Tzu Chi Temple initially planned to bypass the original Incense-Offering route and proceed directly to Baijiao Pavilion to await the ceremony. However, with urgent recruitment of part-time employee by Tzu Chi Temple and Jihe Temple, combined with the enthusiastic support of local Syuejia residents and devotees from outside the area, the procession resumed its journey from the temporary rest stop at Zhongshe Songjiang Hall toward Tougang Village, eventually rejoining the incense route.

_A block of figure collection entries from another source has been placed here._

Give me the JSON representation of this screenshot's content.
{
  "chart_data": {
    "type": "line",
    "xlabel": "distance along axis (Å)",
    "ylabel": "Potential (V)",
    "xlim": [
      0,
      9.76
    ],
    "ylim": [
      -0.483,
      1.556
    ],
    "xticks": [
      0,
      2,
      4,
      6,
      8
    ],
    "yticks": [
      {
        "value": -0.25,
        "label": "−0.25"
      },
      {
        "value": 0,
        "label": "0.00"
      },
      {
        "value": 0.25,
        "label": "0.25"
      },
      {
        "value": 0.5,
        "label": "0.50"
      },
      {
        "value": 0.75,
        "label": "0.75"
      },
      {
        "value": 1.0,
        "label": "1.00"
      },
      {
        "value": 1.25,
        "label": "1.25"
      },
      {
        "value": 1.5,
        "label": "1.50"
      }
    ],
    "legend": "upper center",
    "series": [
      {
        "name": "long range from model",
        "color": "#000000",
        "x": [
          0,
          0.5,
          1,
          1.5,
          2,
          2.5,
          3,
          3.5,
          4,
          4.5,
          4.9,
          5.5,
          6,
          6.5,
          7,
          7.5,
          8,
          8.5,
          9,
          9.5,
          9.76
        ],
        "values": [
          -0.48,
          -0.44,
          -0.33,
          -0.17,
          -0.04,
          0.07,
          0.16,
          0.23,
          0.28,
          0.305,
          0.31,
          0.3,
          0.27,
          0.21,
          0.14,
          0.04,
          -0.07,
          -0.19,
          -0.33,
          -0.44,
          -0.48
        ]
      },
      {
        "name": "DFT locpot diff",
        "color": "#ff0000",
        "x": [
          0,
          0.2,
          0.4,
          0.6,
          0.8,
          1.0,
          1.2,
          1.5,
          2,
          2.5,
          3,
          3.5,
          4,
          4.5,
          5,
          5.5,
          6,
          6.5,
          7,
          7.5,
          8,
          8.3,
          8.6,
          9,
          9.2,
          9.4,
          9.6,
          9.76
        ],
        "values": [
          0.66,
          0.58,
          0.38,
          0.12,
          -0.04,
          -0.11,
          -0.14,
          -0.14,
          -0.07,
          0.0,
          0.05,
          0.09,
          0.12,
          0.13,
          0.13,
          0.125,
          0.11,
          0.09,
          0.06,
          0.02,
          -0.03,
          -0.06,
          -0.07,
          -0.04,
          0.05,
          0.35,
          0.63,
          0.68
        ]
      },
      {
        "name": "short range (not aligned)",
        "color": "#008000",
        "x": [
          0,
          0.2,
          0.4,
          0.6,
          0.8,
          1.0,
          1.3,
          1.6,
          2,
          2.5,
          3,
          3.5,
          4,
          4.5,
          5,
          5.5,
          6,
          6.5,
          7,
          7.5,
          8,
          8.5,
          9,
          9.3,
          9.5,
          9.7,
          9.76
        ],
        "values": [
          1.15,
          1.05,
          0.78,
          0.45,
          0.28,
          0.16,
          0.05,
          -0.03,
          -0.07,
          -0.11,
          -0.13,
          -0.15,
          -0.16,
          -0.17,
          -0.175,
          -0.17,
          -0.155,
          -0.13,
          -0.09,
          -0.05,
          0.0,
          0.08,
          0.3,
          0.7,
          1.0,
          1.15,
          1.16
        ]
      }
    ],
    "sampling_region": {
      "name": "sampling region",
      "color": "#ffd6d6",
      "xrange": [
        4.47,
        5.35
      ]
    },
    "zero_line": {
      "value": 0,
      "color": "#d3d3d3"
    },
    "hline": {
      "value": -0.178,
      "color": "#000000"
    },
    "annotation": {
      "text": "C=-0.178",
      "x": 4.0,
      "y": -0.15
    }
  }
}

== Structure of the procession ==
The incense procession formation for the Shang Baijiao ancestral worship ceremony can generally be divided into three parts: the "Vanguard Formation," the "Participating Temples in the Procession," and the "Main Deity Formation." Starting in the 1980s, Syuejia Tzu Chi Temple politely declined the participation of electronic parade floats in the incense procession. In recent years, the policy has slightly relaxed, but such occurrences remain rare.